O padrão central é que a criança funciona como uma extensão do pai, em vez de como uma pessoa separada: as conquistas importam por causa de como refletem sobre o pai, e as necessidades que incomodam o pai são tratadas como irracionais. Características comuns incluem o pai sendo a parte ferida em cada conflito, amor que flutua de acordo com o quão bem você está se saindo, competitividade com a própria criança, reescrever a história compartilhada para que o pai nunca esteja errado, e tratar limites ordinários como traição. Instâncias isoladas de qualquer um desses são comuns; o padrão ao longo dos anos é o que importa.

Um pai narcisista é a mesma coisa que ter transtorno de personalidade narcisista?

Não. O transtorno de personalidade narcisista é um diagnóstico clínico específico, e uma grande pesquisa nacional estimou sua prevalência ao longo da vida em cerca de 6% dos adultos.
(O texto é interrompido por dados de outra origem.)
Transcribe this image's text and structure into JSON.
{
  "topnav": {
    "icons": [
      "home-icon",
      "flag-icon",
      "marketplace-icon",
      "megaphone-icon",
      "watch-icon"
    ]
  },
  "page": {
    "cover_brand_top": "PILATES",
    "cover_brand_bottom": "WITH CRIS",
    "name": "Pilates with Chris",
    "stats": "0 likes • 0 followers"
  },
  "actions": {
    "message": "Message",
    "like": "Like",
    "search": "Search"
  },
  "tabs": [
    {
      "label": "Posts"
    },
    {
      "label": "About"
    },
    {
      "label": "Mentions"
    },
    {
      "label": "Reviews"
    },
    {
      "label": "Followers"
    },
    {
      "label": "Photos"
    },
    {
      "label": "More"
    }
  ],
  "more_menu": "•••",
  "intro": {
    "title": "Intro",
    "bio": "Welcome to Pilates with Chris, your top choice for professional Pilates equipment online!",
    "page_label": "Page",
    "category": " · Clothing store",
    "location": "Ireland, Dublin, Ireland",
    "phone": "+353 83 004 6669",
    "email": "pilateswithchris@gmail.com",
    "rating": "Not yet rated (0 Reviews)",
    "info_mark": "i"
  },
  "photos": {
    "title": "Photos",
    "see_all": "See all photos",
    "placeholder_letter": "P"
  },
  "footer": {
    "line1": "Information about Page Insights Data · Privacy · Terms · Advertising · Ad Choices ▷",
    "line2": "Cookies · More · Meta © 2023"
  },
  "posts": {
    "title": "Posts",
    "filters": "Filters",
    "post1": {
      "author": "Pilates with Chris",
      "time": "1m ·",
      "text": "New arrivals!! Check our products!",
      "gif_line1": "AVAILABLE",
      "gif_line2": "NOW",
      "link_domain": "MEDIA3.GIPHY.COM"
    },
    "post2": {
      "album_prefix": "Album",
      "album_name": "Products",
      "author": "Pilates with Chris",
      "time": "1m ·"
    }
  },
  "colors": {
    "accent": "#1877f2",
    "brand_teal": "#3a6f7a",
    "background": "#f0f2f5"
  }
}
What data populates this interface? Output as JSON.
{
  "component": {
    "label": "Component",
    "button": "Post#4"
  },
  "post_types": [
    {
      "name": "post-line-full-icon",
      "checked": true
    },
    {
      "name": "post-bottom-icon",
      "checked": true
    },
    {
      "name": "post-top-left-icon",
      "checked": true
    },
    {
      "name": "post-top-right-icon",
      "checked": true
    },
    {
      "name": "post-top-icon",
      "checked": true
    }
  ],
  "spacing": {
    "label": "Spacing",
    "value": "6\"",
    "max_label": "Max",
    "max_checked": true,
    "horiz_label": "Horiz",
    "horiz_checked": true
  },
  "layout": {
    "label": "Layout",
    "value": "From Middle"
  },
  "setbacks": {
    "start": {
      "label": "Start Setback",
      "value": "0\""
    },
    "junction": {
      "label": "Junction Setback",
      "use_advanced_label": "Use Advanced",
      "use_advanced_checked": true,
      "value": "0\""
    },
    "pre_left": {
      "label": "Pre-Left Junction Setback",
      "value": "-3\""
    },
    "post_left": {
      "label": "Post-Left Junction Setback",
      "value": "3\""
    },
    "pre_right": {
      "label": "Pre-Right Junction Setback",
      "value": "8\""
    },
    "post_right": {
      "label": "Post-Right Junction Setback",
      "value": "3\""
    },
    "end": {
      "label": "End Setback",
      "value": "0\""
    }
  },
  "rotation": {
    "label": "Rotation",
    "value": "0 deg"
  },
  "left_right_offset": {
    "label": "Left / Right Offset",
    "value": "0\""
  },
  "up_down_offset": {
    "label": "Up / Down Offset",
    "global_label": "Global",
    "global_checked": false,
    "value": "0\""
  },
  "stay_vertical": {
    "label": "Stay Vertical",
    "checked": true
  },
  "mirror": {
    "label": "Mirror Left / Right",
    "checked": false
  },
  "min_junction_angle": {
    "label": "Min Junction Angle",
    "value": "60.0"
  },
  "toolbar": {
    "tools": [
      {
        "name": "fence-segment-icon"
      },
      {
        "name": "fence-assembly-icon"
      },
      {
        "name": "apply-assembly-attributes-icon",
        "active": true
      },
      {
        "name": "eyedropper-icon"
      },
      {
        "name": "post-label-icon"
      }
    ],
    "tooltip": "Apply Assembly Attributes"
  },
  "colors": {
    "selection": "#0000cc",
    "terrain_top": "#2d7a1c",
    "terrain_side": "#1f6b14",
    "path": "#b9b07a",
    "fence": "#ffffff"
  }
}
A maioria dos pais descritos como narcisistas não atenderia aos critérios, e você não está em posição de diagnosticar um pai, de qualquer forma. O ponto útil é que isso não importa muito para você: os efeitos do tratamento que você recebeu são reais, independentemente de a pessoa que o aplicou se qualificar para um diagnóstico.
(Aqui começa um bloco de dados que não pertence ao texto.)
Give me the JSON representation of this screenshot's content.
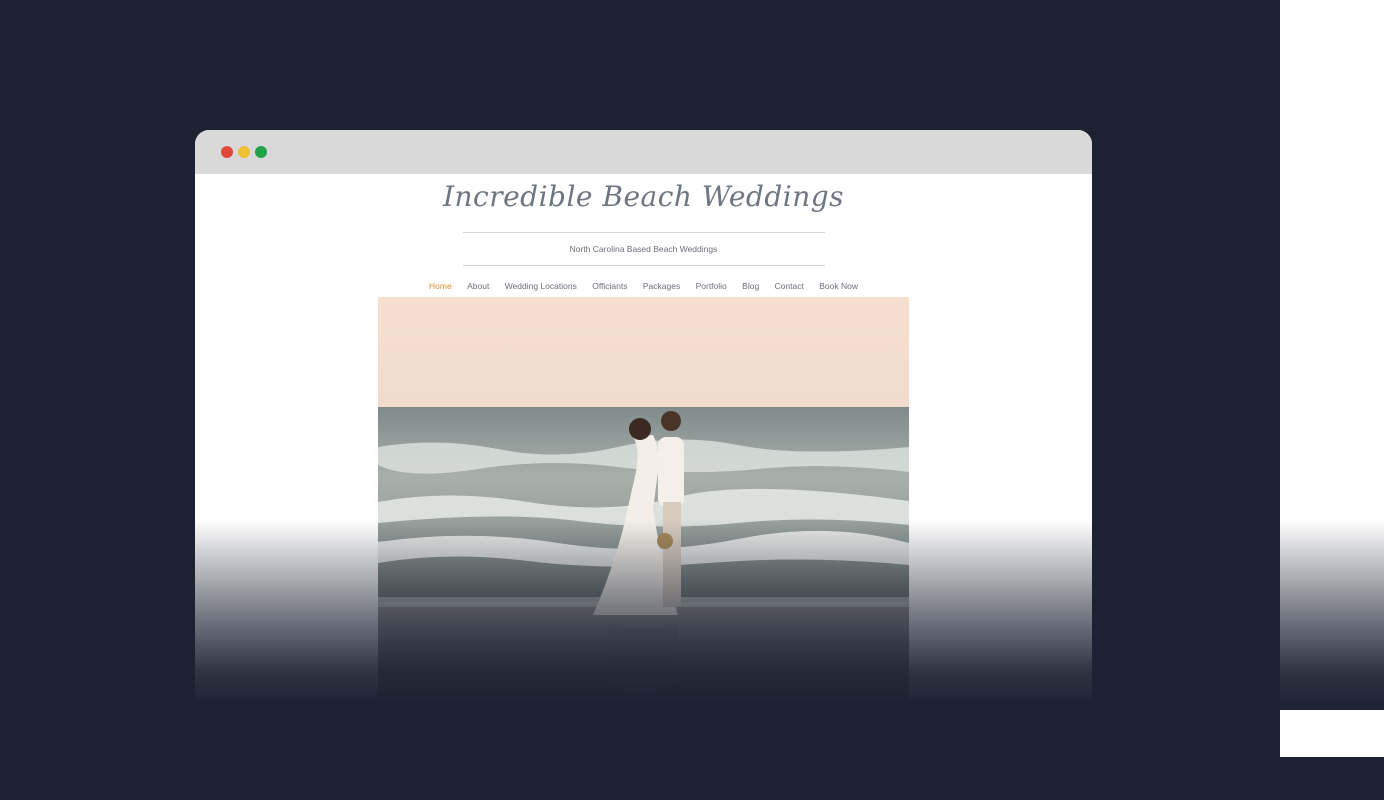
{
  "site": {
    "title": "Incredible Beach Weddings",
    "tagline": "North Carolina Based Beach Weddings"
  },
  "nav": {
    "items": [
      "Home",
      "About",
      "Wedding Locations",
      "Officiants",
      "Packages",
      "Portfolio",
      "Blog",
      "Contact",
      "Book Now"
    ],
    "active": "Home"
  },
  "window_controls": [
    "close",
    "minimize",
    "maximize"
  ],
  "colors": {
    "background": "#1c2232",
    "accent_nav": "#e08c2c",
    "title": "#6e7681",
    "dot_red": "#e2493a",
    "dot_yellow": "#f0c132",
    "dot_green": "#21a34a"
  }
}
Quais são os efeitos a longo prazo em um filho adulto?

Os mais comumente descritos são uma sensação persistente de que suas próprias necessidades são negociáveis e requerem justificativa, dificuldade em confiar em seu próprio relato do que aconteceu, culpa após uma autoafirmação comum e, ou uma forte vontade de alcançar para obter aprovação, ou uma retirada de qualquer tentativa. Muitas pessoas também descrevem dificuldade em identificar o que realmente desejam, o que resulta de anos de atenção voltada para o que outra pessoa precisava.

Devo cortar contato com um pai narcisista?

Essa é uma decisão genuinamente pessoal e não há uma resposta correta padrão. Cortar totalmente o contato é uma opção, e isso traz custos reais, incluindo luto, pressão familiar e, às vezes, arrependimento. A maioria das pessoas acaba em algum lugar no meio, utilizando contato limitado estruturado: visitas mais curtas, locais neutros, tópicos específicos fora de discussão e uma saída planejada com antecedência. Essa abordagem mantém algum relacionamento enquanto remove as condições sob as quais as piores interações acontecem.

Por que me sinto culpado por estabelecer limites?

Porque nessa dinâmica, limites ordinários eram tratados como ataques, e você aprendeu isso de forma bastante consistente ao longo de um longo período. A culpa é uma resposta treinada, em vez de ser uma evidência de que você fez algo errado, o que vale a pena separar cuidadosamente, já que o sentimento chega com a mesma intensidade em ambos os casos. O que tende a ajudar é esperar a culpa em vez de tratar sua chegada como um sinal para reverter a decisão.